Headache associated with exophoria can often be prevented by resting more, doing close-range work early in the day, or increasing the contractile tone of the medial rectus muscles through muscle exercise therapy.
Vascular headache: In the elderly, a vascular headache may result from temporal arteritis or a migraine. When a headache has a recent onset and is associated with hip-girdle pain, jaw claudication, fatigue, or visual changes, the physician should suspect temporal arteritis and obtain an erythrocyte sedimentation rate. If the erythrocyte sedimentation rate is elevated or if suspicion is high before the test results are known, prednisone 60 mg/day should be initiated, and a temporal artery biopsy should be obtained as soon as possible (see also Ch. 74).

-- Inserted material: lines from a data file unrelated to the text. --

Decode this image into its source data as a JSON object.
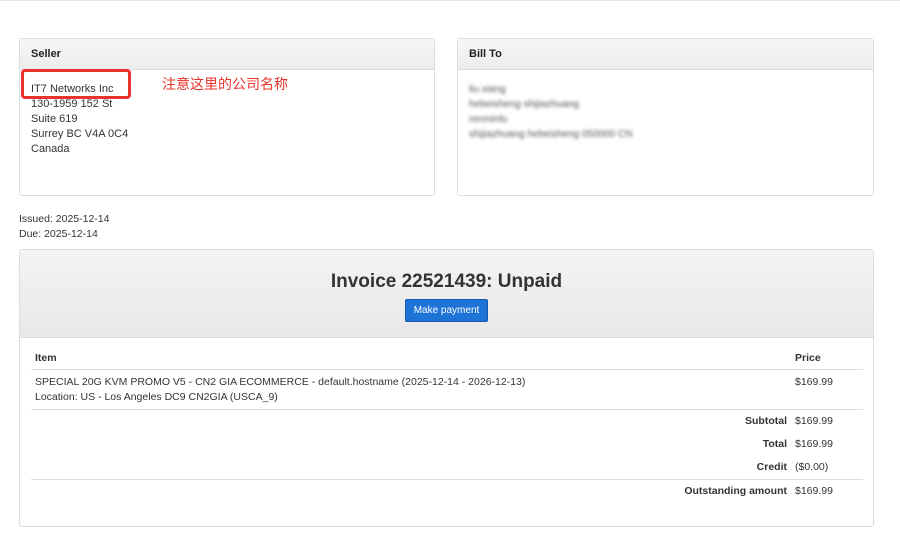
{
  "seller": {
    "header": "Seller",
    "lines": [
      "IT7 Networks Inc",
      "130-1959 152 St",
      "Suite 619",
      "Surrey BC V4A 0C4",
      "Canada"
    ]
  },
  "annotation": {
    "text": "注意这里的公司名称",
    "color": "#e8332a"
  },
  "bill_to": {
    "header": "Bill To",
    "lines": [
      "liu xiang",
      "hebeisheng shijiazhuang",
      "renminlu",
      "shijiazhuang hebeisheng 050000 CN"
    ]
  },
  "dates": {
    "issued": "Issued: 2025-12-14",
    "due": "Due: 2025-12-14"
  },
  "invoice": {
    "title": "Invoice 22521439: Unpaid",
    "pay_button": "Make payment",
    "accent": "#1e73d6",
    "columns": {
      "item": "Item",
      "price": "Price"
    },
    "item": {
      "description": "SPECIAL 20G KVM PROMO V5 - CN2 GIA ECOMMERCE - default.hostname (2025-12-14 - 2026-12-13)",
      "location": "Location: US - Los Angeles DC9 CN2GIA (USCA_9)",
      "price": "$169.99"
    },
    "summary": {
      "subtotal_label": "Subtotal",
      "subtotal": "$169.99",
      "total_label": "Total",
      "total": "$169.99",
      "credit_label": "Credit",
      "credit": "($0.00)",
      "outstanding_label": "Outstanding amount",
      "outstanding": "$169.99"
    }
  }
}
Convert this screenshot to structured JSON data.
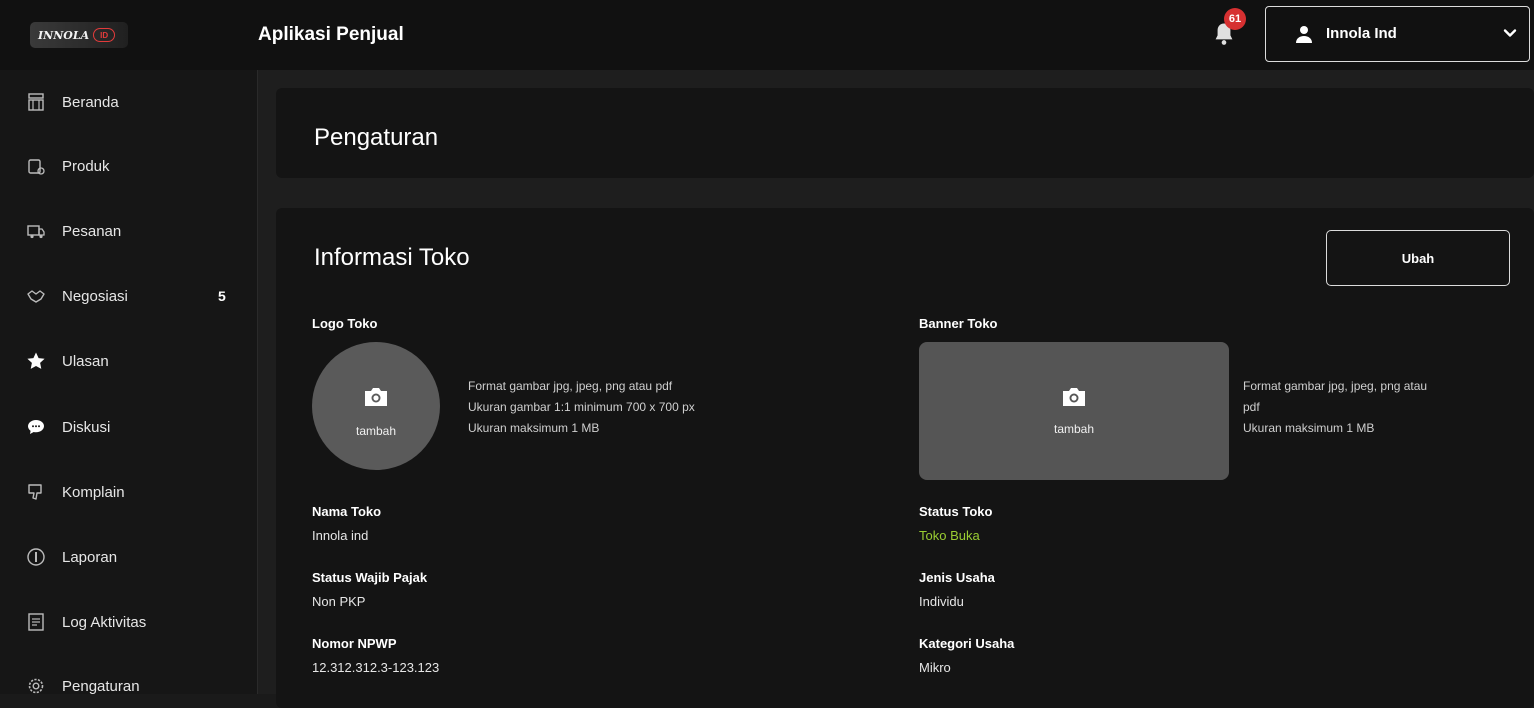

Migraine headaches may occur at any age but do not commonly begin in later life. The headache is often preceded by an aura of flashing bright lights in a vertical zigzag or picket-fence configuration, either to the far left or far right of both visual fields, and is always bilateral. This aura may be followed by severe, pounding, relentless pain on the opposite side of the head. The pain is exacerbated by bright lights or movement and eased by lying down in the dark. The aura is caused by marked cerebral vasoconstriction involving vessels of the visual cortex, and the pain results from marked secondary vasodilation (with associated stretching of perivascular nerve endings).
Prophylaxis with a ?-blocker or calcium channel blocker may prevent the attack by blocking vasoconstriction. Effective treatment consists of taking ergotamine at the onset of the aura to abort the attack by maintaining vasoconstriction. Once headache supervenes, analgesics and rest are indicated. An injection of sumatriptan may ameliorate the symptoms.